Bincang Santai Indra Tanaya Bersama Kaum Difabel di Ambon


Ambon, Dharapos.com
- Anggota DPRD Kota Ambon Tan Indra Tanaya menjumpai para penyandang Disabilitas yang ada di daerah setempat, Rabu (10/1/2024).

Tujuan kedatangan Politisi Nasdem tersebut dalam rangka bincang-bincang sekaligus mendengarkan aspirasi mereka.

Dalam perbincangan itu, salah seorang penyandang Disabilitas sebut saja Oce, menyampaikan keresahan hati mereka.

Salah satunya terhadap trotoar yang ada di dalam Kota Ambon.

Menurutnya, trotoar yang ada di dalam Kota Ambon dibuat tidak memikirkan penyandang Disabilitas yang menggunakannya karena tinggi dan licin, apa lagi di musim hujan.

"Kadang kita harus cari bagian trotoar yang rendah, agar bisa menaiki trotoar tersebut," bebernya.

Selain trotoar, pendidikan bagi penyandang disabilitas juga menjadi salah satu hal yang disuarakan.

"Kami berharap kalau bisa di semua Universitas yang ada di Kota Ambon ini ada program studi Guru Khusus, agar tenaga Guru di Sekolah Luar Biasa (SLB) itu baik," tuturnya.

Dikatakan, tidak adanya Program Studi Guru Khusus ini membuat para mahasiswa yang berniat menjadi Guru di SLB terpaksa harus ke luar Kota.

"Kalau memang tidak bisa, kami minta adanya program penguatan kapasitas untuk Guru khusus, karena rata-rata Guru SLB yang di Kota Ambon ini bukan lulusan Pendidikan Luar Biasa (PLB) namun Guru umum yang ditempatkan di SLB karena tidak adanya Guru khusus," paparnya.

Usai mendengar keluh kesah bahkan suara hati para kaum difabel tersebut, Indra Tanaya mengaku akan berusaha untuk membantu serta menindaklanjuti apa yang disuarakan.

Adapun, wakil rakyat yang satu ini pun memberikan apresiasi kepada para penyandang Disabilitas yang mana dengan kekurangan yang ada namun mampu bekerja, berkreatifitas, bahkan berprestasi hingga mengharumkan nama daerah.
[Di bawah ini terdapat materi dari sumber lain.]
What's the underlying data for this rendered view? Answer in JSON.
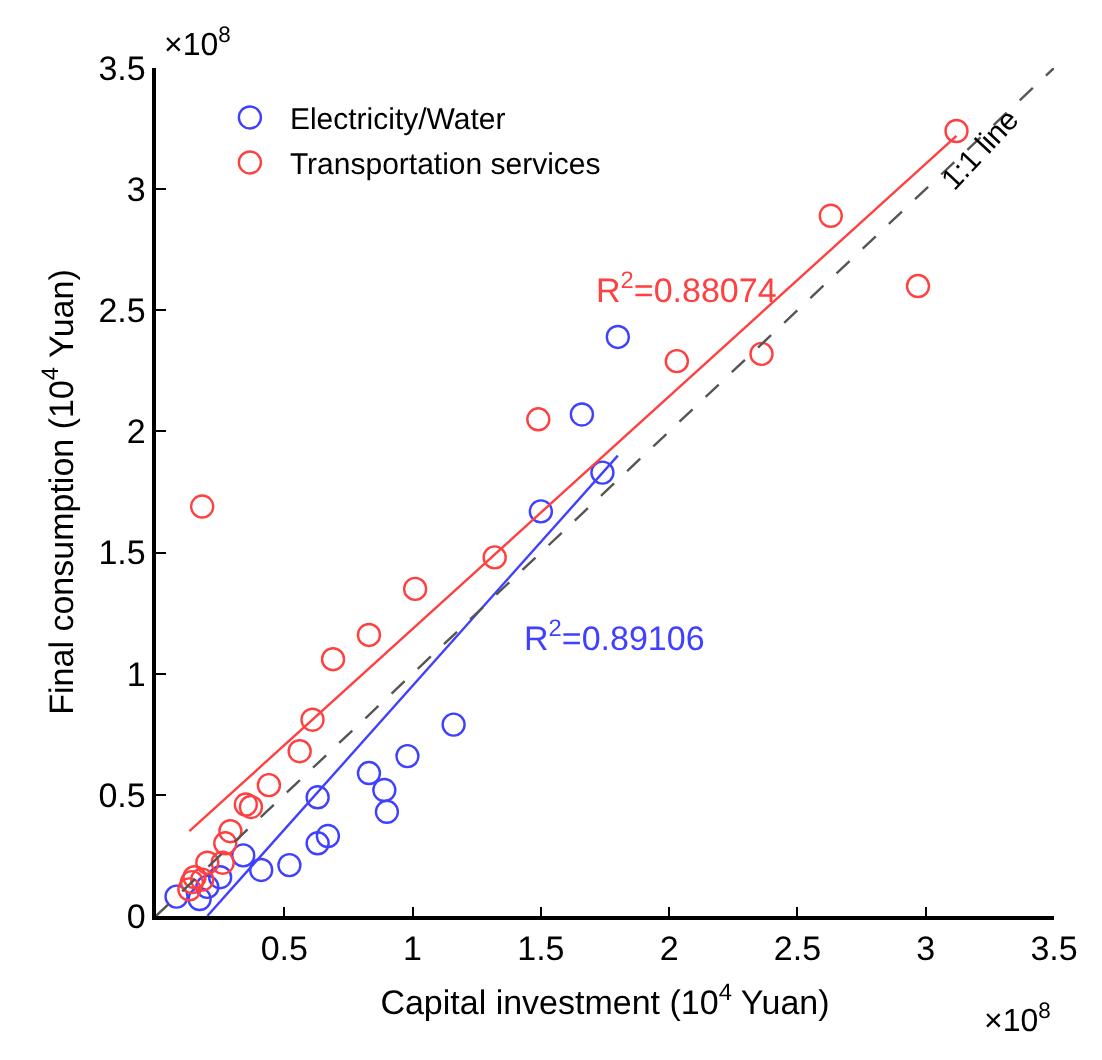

"Bapak/Ibu semua merupakan bagian dari masyarakat Indonesia yang mempunyai kedudukan, hak, kewajiban, serta peran yang sama dengan masyarakat Indonesia lainnya dalam kehidupan dan penghidupannya," kata Indra.

Untuk anak dengan Disabilitas, ia meminta peran penting dari orang tua dan keluarga dekat, demi optimalisasi perkembangan anak.

Orang tua dengan dibantu oleh keluarga dekatnya perlu segera membuka wawasan diri dan mencari informasi kepada para ahli atau pihak yang berpengalaman tentang cara pengasuhan anak dengan disabilitas, agar mencapai perkembangan yang maksimal.

"Hendaknya para orang tua tidak berputus asa dan tidak berlepas diri dari Tuhan yang maha kuasa. Pasalnya, banyak contoh yang dapat diamati di masyarakat tentang orang-orang dengan disabilitas yang berkembang dengan baik serta berhasil dalam hidupnya," tandasnya.